NCI Australia is proud to support incredible Australian research through the 2021 Australasian Leadership Computing Grants (ALCG). The highly competitive Grants will allow researchers to work on some of the most complex problems facing science today. The five successful projects will use the ALCG allocations to accelerate their research and produce unprecedented results at incredible resolution.
Read the whole 2021 ALCG announcement.
Watch a summary video of the five recipients.
The five recipients of the 2021 Australasian Leadership Computing Grants are:
- Professor Ben Corry, The Australian National University – Predicting the next coronavirus outbreak
- Professor Alan E Mark, University of Queensland – Understanding organic semiconductor morphology at an atomic level: Simulating the formation of realistic devices
- Dr Bernhard Müller, Monash University – High-resolution Core-Collapse Supernova Simulations
- Associate Professor Ekaterina Pas, Monash University – Design of Phase Change Materials of the Future
- Professor Julio Soria, Monash University – High-fidelity direct numerical simulation of high Reynolds number turbulent thermal boundary layer flow with distributed high energy sources: An analogy for high-fidelity simulations of bushfires
Research Project Details
Predicting the next coronavirus outbreak
Professor Ben Corry – The Australian National University
Mr Josiah Bones – The Australian National University
Dr Amanda Buyan – The Australian National University
Mr Matthew Witney – The Australian National University
COVID-19 has resulted in millions of deaths and created enormous social and economic upheaval. However, this is not the only coronavirus circulating in the world as there are a large number of coronaviruses in animal populations; and so far we cannot judge which of these will be dangerous to humans. This project will fill this knowledge gap by using computer modelling to determine which circulating viruses have the potential to generate future outbreaks, helping to avoid future pandemics and allowing pre-development of vaccines.
Understanding organic semiconductor morphology at an atomic level: Simulating the formation of realistic devices
Professor Alan E Mark – The University of Queensland
Professor Paul L Burn – The University of Queensland
Dr Martin Stroet – The University of Queensland
Dr Paul Shaw – The University of Queensland
Ms Audrey Sanzogni – The University of Queensland
Mr Abhay Sharma – The University of Queensland
The aim to understand how different manufacturing techniques affect the properties of certain semiconductors used in OLEDs, photovoltaic devices and sensors.
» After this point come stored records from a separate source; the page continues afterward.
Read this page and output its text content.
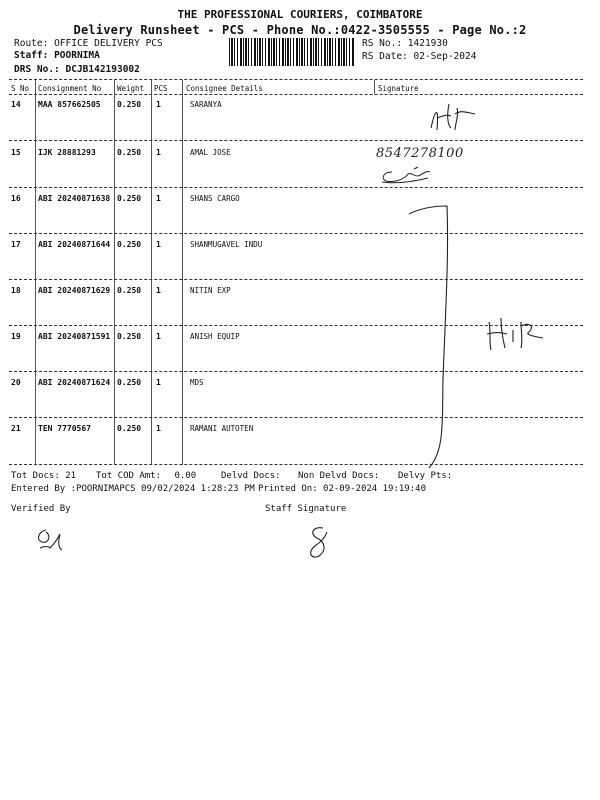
THE PROFESSIONAL COURIERS, COIMBATORE
Delivery Runsheet - PCS - Phone No.:0422-3505555 - Page No.:2
Route: OFFICE DELIVERY PCS
Staff: POORNIMA
DRS No.: DCJB142193002
RS No.: 1421930
RS Date: 02-Sep-2024
S No Consignment No Weight PCS Consignee Details	Signature
14 MAA 857662505 0.250 1	SARANYA
15 IJK 28881293	0.250 1	AMAL JOSE
16 ABI 20240871638 0.250 1	SHANS CARGO
17 ABI 20240871644 0.250 1	SHANMUGAVEL INDU
18 ABI 20240871629 0.250 1	NITIN EXP
19 ABI 20240871591 0.250 1	ANISH EQUIP
20 ABI 20240871624 0.250 1	MDS
21 TEN 7770567	0.250 1	RAMANI AUTOTEN
8547278100
Tot Docs: 21 Tot COD Amt: 0.00	Delvd Docs: Non Delvd Docs: Delvy Pts:
Entered By :POORNIMAPCS 09/02/2024 1:28:23 PM Printed On: 02-09-2024 19:19:40
Verified By	Staff Signature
The researchers will use computational techniques to replicate the physical processes that occur during manufacturing and thereby predict the effect of different production protocols on the properties of the final device. Because the active layers in these devices are so extremely thin the way the molecules are deposited has a large effect on how the molecules pack. This research has the potential to transform the way that thin-film devices are developed. Thin-film devices such as these can be used for efficient lighting systems, photovoltaic solar energy production and high-tech device innovation.
High-resolution Core Collapse Supernova Simulations
Dr Bernhard Müller – Monash University
Dr Jade Powell – Swinburne University
Professor Alexander Heger – Monash University
Core-collapse supernovae, the spectacular explosions of massive stars, are one of the grand challenges in computational astrophysics, a true multi-physics problem that involves multi-dimensional turbulent fluid flow, neutrino radiation transport, extremely strong magnetic fields, general relativity, and nuclear physics. This project aims to conduct high-resolution 3D simulations to investigate the effects of turbulence, magnetic fields, and general relativity on supernova formation. With models that set new standards in terms of numerical accuracy and physical completeness, the researchers seek to find a solution to the supernova “energy problem” and to reliably predict the properties of the leftover neutron star, the gravitational waves emitted from the supernova core, and the chemical elements made by nuclear fusion during the explosion.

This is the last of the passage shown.